It always creeps up on me. I’ll be in a nice routine of forcing myself to stay up late and wake up early to break the cycle, and it’ll feel great. Getting out of bed will of course be hard because it will never not be hard, but once I’m up, I feel good about the day and I have at least a teeny bit of energy to work with.
Then, one day, for whatever reason, I won’t want to face the day, so I’ll sleep in a little later to put off the day for as long as possible. Even if I’m not sleeping, I’ll just lay there.
The next morning, I’ll remember how great that fleeting moment felt between the regular alarm and the late alarm, so I’ll do it again. Maybe I’ll even go a little later.
Then, I’ll start going to bed earlier.
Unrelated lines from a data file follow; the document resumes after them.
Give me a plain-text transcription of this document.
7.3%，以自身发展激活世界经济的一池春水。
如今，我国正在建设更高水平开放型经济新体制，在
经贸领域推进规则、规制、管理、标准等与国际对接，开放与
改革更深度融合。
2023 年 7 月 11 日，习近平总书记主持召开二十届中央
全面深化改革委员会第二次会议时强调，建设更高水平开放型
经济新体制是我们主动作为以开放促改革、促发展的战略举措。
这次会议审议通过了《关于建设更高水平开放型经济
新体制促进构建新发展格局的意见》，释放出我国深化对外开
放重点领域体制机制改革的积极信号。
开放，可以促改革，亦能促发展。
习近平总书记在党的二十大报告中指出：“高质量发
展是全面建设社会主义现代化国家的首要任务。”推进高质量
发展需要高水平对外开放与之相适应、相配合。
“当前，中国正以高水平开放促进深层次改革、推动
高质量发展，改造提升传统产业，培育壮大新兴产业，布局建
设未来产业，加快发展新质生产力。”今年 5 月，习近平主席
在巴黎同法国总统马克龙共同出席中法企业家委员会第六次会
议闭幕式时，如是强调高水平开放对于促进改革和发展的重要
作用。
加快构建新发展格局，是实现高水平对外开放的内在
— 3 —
As soon as I get home from work, I’ll shut myself in my room and lay in bed, so naturally I’ll start to fall asleep.
It gets to the point where I’m going to sleep at 9pm and waking up at 8am the next day. It gets to the point where I’m laying in bed at 7:30pm wishing I could just fall asleep right then so I can be done with the day.
And it affects the rest of my day, as well. All day I’m tired and groggy and just waiting for the next sleep to start. And when equal parts of my day are spent dreaming as not-dreaming, it becomes harder to remember what was a dream and what was real, so I start subtly losing touch with reality.
That’s what’s happening now. I can’t remember if I reserved time for an instrument or I just dreamed I did. I tell people things twice or not at all because I don’t know if I actually told them the first time. I have to double check important things to make sure I did them. It’s not quite as extreme as I’m making it sound, but it’s enough to where I prefer to correspond with people via text and email so that at least I have a written record I can check later.
And I’m not too worried about it because nothing seems to matter. I’m going through the motions, and nothing I do seems to affect anything else, so reality feels very dreamlike.
It’s very good timing that I’m leaving on Sunday for my two-week trip to Maine. Having a change of scenery, a change of schedule, something I’m working towards, and mornings and evenings to myself sounds like the perfect reset that I need.
Oh, and a quick update from yesterday—I’m going to dinner with that guy tonight. I don’t even want to go anymore because the loneliness has shifted to apathy, but I can’t cancel on him last-minute like this because I already did that to him once before. I feel equal parts bored and disgusted with myself, but hopefully something positive can come from it for both our sakes. I have more to say about this after marinating on it overnight, but I’m going to wait until after our date so that I can have some fully-developed thoughts about the situation.